Using WisdomTree Efficient Core to improve Browne’s Permanent Portfolio
Browne’s Permanent Portfolio relies on equal allocations to stocks, long-term government bonds, gold, and cash, diversifying effectively across assets that react differently throughout economic cycles. Like the All-Weather Portfolio, it aims to perform well across different environments but stands out for its simplicity and objectively impressive risk-return profile.
Like before, we first replicate the permanent portfolio by integrating WisdomTree US Efficient Core and we subsequently redeploy the freed-up cash by:
- Adding a diversifier
- Adding, proportionally, the existing asset classes
Figure 3: Variations of the Permanent Portfolio using US Efficient Core
Source: WisdomTree. The table shows different variations of the Permanent Portfolio by introducing NTSX.

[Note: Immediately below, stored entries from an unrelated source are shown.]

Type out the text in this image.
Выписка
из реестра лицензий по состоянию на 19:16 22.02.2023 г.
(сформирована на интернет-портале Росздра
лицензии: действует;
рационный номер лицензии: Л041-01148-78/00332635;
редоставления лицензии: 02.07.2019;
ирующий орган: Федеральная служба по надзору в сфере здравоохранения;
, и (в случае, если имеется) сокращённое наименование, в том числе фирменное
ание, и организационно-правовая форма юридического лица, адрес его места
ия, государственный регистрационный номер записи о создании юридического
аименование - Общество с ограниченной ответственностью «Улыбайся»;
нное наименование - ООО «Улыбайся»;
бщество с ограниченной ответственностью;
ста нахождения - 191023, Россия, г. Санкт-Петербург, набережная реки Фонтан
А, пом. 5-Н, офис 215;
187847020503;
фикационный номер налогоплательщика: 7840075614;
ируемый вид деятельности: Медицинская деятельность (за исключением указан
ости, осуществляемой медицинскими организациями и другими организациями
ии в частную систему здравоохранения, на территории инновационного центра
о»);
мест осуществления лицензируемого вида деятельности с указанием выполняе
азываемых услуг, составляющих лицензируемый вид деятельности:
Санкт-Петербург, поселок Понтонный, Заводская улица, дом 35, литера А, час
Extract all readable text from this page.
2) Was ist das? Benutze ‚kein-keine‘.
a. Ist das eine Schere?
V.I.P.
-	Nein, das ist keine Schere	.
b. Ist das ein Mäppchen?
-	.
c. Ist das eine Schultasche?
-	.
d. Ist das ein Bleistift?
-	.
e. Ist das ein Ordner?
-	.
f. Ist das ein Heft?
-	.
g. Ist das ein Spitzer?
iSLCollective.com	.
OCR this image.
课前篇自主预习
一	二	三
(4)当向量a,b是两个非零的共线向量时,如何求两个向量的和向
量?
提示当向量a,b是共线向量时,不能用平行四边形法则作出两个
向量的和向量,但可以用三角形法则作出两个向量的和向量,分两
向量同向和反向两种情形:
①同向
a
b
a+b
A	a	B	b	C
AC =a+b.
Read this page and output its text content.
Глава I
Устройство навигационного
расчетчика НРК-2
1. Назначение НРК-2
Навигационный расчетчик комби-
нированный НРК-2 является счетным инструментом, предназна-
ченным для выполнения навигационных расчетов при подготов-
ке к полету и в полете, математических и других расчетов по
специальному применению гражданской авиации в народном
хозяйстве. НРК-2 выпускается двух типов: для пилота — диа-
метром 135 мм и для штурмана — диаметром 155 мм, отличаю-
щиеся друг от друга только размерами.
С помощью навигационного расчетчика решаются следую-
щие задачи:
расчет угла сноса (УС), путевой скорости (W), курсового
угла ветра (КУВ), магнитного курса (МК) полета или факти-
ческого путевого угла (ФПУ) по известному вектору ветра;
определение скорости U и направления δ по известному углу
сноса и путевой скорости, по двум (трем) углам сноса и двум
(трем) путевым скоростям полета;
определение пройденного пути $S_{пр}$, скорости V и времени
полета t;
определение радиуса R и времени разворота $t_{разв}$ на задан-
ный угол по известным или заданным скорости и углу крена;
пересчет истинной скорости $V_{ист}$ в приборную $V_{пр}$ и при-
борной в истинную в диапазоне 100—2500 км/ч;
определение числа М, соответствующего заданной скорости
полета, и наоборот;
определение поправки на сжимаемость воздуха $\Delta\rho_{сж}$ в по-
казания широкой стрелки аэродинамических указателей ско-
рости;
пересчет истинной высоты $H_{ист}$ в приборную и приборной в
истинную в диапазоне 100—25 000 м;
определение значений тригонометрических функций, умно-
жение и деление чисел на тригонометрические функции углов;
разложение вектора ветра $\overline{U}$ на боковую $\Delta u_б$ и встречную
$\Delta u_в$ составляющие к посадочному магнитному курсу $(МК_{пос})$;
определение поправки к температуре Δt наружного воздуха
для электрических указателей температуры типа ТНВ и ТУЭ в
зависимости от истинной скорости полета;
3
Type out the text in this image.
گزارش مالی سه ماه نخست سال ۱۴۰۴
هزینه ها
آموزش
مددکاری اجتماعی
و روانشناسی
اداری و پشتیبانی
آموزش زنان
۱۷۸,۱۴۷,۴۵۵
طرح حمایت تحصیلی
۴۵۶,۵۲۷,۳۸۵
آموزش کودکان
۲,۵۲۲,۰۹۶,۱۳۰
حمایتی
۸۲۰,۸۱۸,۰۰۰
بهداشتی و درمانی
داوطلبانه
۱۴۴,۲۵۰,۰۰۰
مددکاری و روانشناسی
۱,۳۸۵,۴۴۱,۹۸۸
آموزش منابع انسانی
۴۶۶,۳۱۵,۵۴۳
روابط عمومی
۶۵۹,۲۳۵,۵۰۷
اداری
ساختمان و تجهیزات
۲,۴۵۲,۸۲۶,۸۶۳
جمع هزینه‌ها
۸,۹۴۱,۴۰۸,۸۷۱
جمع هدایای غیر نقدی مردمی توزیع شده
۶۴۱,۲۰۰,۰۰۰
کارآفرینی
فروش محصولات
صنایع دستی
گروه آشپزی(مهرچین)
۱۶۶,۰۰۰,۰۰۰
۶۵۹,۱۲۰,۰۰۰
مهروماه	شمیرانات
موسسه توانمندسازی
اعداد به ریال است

As in the previous example, we can see that adding a valid diversifier improves the portfolio in terms of performance and in terms of risk adjusted profile, while spreading the cash proportionally to the existing asset classes only adds in terms of performance but keeps the risk-return profile unaltered.
Figure 4: Historical performance and statistics of the Permanent Portfolio using US Efficient Core

Source: WisdomTree, Bloomberg. Data from 1 January 1999 to 25 March 2025. You cannot invest in an index. Historical performance is not an indication of future performance, and any investments may go down in value.
Conclusion
Efficient Core serves two critical purposes in portfolio design:
- Equity replacement: by offering equity-like returns with improved efficiency, it becomes a powerful substitute for traditional equity allocations—particularly for investors seeking enhanced risk-adjusted returns.
- Capital efficiency: it frees up portfolio real estate for diversifiers without compromising exposure to core growth assets. This is especially valuable in a world where macroeconomic volatility and inflation uncertainty heighten the need for robust risk management.
Efficient Core redefines what it means to be ‘core’ in a portfolio. It acknowledges the limitations of traditional allocations and offers a practical, data-driven pathway to better outcomes. As markets evolve and capital becomes scarcer, capital efficiency may well become the new frontier of portfolio construction.